To have a working fire with someone trapped inside isn’t common, but does happen, Neff said. Most of the time, that person is able to get out by themselves.

Firefighters train extensively to do a primary and secondary search of all of burning buildings, just in case someone is trapped inside.

Landlords and residents can do their parts to ensure their homes have working smoke detectors. Mechanicsburg’s rental inspection program helps monitor these devices to make sure they are working.

“I’ve experienced it too many times where there’s a fire alarm, batteries removed. It’s just, that’s always a hard pill to swallow as a firefighter,” Neff said. “Because you usually work so hard to get to somebody. You don’t know if that’s why they perished, but you know it’s a contributing factor.”

On April 10, just after 6:52 a.m., Neff said his crews did lose a man in a fire, despite their “drastic” search efforts. They were not able to reach 63-year-old Howard Motter in his apartment in time at a five-unit building in the 400 block of High Street.

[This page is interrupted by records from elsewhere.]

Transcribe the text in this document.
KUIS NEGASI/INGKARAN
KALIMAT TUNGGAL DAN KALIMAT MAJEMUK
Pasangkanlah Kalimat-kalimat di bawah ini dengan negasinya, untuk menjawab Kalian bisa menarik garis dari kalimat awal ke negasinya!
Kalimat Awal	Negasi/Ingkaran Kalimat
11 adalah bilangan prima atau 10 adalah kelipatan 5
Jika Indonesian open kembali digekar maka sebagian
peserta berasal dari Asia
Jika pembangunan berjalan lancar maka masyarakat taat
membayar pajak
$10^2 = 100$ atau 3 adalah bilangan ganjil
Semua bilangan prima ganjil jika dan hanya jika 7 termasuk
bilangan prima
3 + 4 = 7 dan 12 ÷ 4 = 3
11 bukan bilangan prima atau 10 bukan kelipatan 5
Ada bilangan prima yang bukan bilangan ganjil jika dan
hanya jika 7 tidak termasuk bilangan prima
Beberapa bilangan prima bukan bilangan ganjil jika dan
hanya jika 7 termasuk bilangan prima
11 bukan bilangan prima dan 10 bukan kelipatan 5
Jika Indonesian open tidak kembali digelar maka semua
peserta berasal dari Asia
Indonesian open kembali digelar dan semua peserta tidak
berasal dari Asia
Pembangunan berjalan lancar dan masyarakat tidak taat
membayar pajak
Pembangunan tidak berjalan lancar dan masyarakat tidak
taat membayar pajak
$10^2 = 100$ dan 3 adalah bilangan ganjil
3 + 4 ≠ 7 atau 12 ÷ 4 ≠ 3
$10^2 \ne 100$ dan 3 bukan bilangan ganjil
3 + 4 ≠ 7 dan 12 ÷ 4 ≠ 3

In that case, firefighters later learned the apartment didn’t have working smoke detectors.

Many of the first responders at that fatal fire also worked at the rescue on Simpson Street. One of the paramedics, who had responded to both, came back from the hospital in much higher spirits because the man was expected to survive, Neff said.

“It is a time for joy, it’s a time for appreciation for what the fire department does,” Neff said. “And it is an example of who we are.”

There is still a lot that is unclear about the fire, including the cause. There was also the dog that the first man was trying to go back inside for. Neff said his crews searched repeatedly for the dog, but couldn’t find it.

He hasn’t been able to follow up with that owner, he said, but the hope was that if he wasn’t found, he may have gotten out. Two other dogs were found safe in a garage out back, Neff said.

Neff was grateful for all the help at the Simpson Street fire that resulted in two successful rescues.

He plans to eventually honor the first responders and passersby who participated.

“This was like a big lift,” Negg said. “For a small town to be able to do that, that’s really good stuff.”